The phone can't send a regular black line
If the "^ ()" In the landlord does not match () then continue
The mismatch (the condition of the removal, the greedy + change to *?)

! code

Console.log (' (subject_id = "A" or (status_id = "Open" and (status_id = "C" or level_id = "D")) '. Match (/(1*)/))
Hope to help you

    1. ()

The use of regular matching will be more complex, it is recommended to replace the interference string "(and)", such as "[,]", and then replace with simple regular, and then change back.
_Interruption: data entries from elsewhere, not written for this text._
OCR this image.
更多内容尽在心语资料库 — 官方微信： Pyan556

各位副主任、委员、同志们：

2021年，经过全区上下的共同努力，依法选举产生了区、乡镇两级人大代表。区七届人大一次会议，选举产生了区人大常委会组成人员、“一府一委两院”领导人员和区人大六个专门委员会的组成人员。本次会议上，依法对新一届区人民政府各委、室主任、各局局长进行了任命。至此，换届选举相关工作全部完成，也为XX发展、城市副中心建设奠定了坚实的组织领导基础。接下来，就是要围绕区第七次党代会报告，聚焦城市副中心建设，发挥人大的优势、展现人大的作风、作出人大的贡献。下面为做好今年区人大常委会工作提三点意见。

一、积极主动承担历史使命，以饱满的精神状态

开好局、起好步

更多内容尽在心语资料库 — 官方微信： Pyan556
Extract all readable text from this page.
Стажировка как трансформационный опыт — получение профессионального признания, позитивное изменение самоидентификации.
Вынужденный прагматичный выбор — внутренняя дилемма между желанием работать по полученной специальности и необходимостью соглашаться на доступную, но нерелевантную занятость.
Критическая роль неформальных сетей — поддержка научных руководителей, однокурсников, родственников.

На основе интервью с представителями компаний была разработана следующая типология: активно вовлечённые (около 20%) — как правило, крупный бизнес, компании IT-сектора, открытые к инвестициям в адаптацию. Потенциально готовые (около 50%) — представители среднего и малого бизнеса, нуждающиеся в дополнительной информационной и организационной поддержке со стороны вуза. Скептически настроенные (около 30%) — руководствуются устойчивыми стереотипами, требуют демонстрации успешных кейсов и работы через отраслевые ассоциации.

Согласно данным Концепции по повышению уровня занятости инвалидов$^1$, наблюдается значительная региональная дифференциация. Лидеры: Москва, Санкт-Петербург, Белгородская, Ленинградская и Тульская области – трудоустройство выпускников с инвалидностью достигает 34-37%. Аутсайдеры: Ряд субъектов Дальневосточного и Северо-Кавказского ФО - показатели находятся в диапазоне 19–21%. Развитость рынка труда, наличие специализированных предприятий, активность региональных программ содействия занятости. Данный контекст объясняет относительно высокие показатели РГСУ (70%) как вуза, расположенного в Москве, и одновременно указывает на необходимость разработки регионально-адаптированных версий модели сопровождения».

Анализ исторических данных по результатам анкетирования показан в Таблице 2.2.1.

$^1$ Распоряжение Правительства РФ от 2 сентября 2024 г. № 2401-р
The regular Python implementation is as follows:

import restr1 = '(subject_id = "A" OR (status_id = "Open" AND (status_id = "C" OR level_id = "D")))'str2 = '(subject_id = "A" OR subject_id = "Food" OR (subject_id = "C" OR (status_id = "Open" AND (status_id = "C" OR (level_id = "D" AND subject_id = "(Cat)")))))'pat = re.compile(r"""(?<=[^"])        \([^()]+?        ("\(.+?\)")*        \)        (?=[^"])        """, re.X)print pat.search(str1).group(0)print pat.search(str2).group(0)

The output is:

(status_id = "C" OR level_id = "D")(level_id = "D" AND subject_id = "(Cat)")
  • Related Article

    Contact Us

    The content source of this page is from Internet, which doesn't represent Alibaba Cloud's opinion; products and services mentioned on that page don't have any relationship with Alibaba Cloud. If the content of the page makes you feel confusing, please write us an email, we will handle the problem within 5 days after receiving your email.

    If you find any instances of plagiarism from the community, please send an email to: info-contact@alibabacloud.com and provide relevant evidence. A staff member will contact you within 5 working days.

    A Free Trial That Lets You Build Big!

    Start building with 50+ products and up to 12 months usage for Elastic Compute Service

    • Sales Support

      1 on 1 presale consultation

    • After-Sales Support

      24/7 Technical Support 6 Free Tickets per Quarter Faster Response

    • Alibaba Cloud offers highly flexible support services tailored to meet your exact needs.